Who thought we needed a sequel to 2002’s My Big Fat Greek Wedding? Sure, it became the highest-grossing movie to never reach number one at the box office and even managed to nab a nomination for the Academy Award for Best Original Screenplay, but did Universal actually think that it stood a chance against the comic book fans who are rushing to the theater this weekend? Even if you enjoyed the first movie, My Big Fat Greek Wedding 2 is sure to test your patience.

It has been fourteen years since we last left Toula (Nia Vardalos) and Ian (John Corbett), but somehow they now have a seventeen-year-old daughter, Paris (Elena Kampouris). Just as they are preparing for Paris to move away for college, Toula’s parents (Lainie Kazan and Michael Constantine) discover that their marriage was never legitimized. So, the family must return to their loud and crass ways to throw an extravagant wedding.

The script for My Big Fat Greek Wedding 2 feels like an overlong draft for an episode of a lower tier sitcom. Of the several conflicts that are established, few are actually developed over the course of the movie and even less are presented with any kind of urgency. The audience is never given much of a reason to care about the lives of these characters, mainly because the film constantly abandons subplots and forces even less interesting ones in their place. None of this would matter, of course, if the jokes landed, but they rarely do. Most of the humor is simply nods to the first movie.

My Big Fat Greek Wedding 2 is at its best when it give Toula and Ian space to breathe, but they rarely get any screen time. The spotlight is placed on Paris (who rarely gives us a reason to root for her) and Toula’s parents (who worked as supporting characters, but they don’t really know what to do when they are the center of attention). The movie toys with the notion of the strain of time on Ian and Toula’s marriage, especially as their daughter becomes an adult, but it never really goes anywhere with the idea. A deeper examination of their marriage after a decade and a half would have made a much more compelling sequel.
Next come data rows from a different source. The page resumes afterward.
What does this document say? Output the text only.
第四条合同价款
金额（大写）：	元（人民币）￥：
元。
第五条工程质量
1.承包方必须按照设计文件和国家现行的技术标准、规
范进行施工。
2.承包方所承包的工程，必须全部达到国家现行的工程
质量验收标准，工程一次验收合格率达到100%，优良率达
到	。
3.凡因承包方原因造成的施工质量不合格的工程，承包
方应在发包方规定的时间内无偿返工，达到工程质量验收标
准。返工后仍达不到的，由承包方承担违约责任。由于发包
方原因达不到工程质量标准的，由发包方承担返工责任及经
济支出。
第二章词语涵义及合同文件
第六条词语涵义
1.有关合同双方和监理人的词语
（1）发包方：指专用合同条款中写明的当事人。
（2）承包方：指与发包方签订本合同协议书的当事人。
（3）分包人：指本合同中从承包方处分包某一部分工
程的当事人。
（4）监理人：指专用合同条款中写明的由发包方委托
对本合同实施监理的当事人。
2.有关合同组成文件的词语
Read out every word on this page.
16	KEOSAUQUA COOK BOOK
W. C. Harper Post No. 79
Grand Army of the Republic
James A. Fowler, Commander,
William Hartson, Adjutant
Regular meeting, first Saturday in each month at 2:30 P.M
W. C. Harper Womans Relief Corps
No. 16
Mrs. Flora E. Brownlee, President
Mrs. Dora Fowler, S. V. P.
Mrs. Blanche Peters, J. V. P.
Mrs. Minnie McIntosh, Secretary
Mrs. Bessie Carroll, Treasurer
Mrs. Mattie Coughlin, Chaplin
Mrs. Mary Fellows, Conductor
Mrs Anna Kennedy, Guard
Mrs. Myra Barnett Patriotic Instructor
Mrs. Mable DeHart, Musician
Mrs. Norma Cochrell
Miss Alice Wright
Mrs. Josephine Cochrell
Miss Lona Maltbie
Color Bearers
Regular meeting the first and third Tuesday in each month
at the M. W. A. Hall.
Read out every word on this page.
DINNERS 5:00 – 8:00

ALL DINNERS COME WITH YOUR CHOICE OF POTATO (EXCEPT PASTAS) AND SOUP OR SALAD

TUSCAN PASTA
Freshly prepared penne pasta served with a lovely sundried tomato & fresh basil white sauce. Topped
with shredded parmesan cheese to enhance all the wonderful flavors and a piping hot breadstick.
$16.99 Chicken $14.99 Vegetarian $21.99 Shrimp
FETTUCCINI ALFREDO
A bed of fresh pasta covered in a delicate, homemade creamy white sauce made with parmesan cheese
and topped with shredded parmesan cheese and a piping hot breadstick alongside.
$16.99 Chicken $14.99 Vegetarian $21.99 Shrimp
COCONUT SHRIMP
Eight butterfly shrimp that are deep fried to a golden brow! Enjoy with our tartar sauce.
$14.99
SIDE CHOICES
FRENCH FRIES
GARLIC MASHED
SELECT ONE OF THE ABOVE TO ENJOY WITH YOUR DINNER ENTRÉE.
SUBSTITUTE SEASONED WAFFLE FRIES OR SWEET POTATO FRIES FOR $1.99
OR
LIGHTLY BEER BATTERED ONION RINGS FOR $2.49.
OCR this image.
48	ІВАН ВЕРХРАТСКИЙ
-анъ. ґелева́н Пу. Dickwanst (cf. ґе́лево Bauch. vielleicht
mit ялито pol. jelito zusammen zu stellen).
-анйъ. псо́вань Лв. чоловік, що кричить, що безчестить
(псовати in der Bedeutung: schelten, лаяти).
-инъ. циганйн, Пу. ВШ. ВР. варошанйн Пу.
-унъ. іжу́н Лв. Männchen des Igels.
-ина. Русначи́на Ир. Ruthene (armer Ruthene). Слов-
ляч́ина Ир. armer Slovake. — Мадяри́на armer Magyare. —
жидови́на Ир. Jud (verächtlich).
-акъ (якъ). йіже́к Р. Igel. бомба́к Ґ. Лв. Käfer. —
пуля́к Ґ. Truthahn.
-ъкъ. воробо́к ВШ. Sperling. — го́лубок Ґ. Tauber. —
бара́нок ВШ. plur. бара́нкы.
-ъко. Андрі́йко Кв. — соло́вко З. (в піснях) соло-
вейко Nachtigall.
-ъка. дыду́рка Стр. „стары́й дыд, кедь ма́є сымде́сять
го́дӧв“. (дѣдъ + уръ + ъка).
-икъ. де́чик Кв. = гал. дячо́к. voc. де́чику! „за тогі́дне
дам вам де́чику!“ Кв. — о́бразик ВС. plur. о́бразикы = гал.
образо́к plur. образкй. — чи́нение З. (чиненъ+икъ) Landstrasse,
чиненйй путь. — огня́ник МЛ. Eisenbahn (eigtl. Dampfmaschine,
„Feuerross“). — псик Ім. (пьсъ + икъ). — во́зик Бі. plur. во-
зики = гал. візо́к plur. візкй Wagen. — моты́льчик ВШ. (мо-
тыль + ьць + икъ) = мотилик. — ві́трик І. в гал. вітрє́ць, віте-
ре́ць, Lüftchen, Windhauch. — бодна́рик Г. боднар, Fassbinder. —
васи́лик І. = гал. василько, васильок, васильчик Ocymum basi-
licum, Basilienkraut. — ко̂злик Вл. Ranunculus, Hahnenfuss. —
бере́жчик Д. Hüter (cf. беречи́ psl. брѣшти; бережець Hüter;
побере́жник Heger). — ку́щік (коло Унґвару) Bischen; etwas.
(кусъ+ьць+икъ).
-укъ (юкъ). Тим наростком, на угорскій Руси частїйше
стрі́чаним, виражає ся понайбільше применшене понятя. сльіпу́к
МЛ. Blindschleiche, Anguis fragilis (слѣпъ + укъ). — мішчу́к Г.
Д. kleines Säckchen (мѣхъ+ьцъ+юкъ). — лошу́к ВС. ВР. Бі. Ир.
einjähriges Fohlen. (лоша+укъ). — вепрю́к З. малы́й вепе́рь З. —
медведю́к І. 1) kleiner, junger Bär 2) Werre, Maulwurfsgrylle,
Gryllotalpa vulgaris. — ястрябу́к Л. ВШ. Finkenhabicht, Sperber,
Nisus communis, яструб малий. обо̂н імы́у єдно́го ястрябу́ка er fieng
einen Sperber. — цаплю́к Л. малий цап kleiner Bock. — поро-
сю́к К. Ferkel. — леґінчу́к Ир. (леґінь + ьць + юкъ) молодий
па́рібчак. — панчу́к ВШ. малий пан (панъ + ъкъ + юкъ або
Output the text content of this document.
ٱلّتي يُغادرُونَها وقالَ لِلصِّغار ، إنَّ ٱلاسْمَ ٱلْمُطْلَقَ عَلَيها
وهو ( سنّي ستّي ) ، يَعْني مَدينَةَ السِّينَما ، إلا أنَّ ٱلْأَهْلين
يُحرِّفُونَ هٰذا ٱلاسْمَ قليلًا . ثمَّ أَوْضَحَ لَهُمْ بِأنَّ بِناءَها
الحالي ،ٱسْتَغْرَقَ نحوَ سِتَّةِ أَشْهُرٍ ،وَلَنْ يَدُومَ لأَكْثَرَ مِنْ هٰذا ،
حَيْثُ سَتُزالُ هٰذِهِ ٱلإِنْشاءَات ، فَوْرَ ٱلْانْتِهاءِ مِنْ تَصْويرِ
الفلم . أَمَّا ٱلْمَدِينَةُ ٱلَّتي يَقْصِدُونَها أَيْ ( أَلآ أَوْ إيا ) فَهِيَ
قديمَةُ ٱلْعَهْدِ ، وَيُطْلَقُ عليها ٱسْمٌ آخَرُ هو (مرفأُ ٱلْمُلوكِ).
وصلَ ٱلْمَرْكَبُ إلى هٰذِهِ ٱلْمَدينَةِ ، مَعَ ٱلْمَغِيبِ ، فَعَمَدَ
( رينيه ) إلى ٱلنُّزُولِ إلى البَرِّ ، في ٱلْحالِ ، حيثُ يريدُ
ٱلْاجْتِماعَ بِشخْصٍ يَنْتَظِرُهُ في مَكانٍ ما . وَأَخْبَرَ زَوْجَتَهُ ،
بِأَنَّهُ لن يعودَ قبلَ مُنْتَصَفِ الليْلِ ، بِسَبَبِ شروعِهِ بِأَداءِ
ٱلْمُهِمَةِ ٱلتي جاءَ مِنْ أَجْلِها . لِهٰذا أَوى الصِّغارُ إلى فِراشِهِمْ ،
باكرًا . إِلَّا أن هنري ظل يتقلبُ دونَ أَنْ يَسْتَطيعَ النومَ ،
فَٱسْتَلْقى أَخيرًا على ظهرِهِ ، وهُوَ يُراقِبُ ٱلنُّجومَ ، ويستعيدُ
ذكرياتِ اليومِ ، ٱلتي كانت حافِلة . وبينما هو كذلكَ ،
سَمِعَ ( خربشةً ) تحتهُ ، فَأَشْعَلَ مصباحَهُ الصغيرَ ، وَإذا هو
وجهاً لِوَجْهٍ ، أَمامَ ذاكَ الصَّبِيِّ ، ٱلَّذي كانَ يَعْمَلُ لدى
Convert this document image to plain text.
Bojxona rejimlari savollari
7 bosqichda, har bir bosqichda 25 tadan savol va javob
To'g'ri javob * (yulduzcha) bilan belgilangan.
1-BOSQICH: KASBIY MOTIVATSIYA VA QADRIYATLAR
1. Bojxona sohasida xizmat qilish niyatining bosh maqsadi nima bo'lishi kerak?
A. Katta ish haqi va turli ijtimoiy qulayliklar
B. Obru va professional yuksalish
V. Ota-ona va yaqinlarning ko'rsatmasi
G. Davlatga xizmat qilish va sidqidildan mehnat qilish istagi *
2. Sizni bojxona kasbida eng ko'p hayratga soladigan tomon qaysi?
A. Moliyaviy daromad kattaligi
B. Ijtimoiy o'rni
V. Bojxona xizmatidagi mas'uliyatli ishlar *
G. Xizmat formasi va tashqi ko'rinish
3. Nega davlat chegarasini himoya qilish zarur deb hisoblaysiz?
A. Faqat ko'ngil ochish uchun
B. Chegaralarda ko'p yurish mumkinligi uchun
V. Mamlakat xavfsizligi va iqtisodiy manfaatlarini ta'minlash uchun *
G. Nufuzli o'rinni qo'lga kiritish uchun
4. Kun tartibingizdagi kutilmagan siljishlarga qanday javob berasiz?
Writer/star Nia Vardalos struck gold once, as she drew from experiences with her own family, but it would appear that she tapped out the well the first time around. Though your mother is sure to have a good time, you will walk out of My Big Fat Greek Wedding 2 wondering if the original was actually as charming and clever as you remember it to be.

Drink Every Time: the grandmother is used as a comedic prop.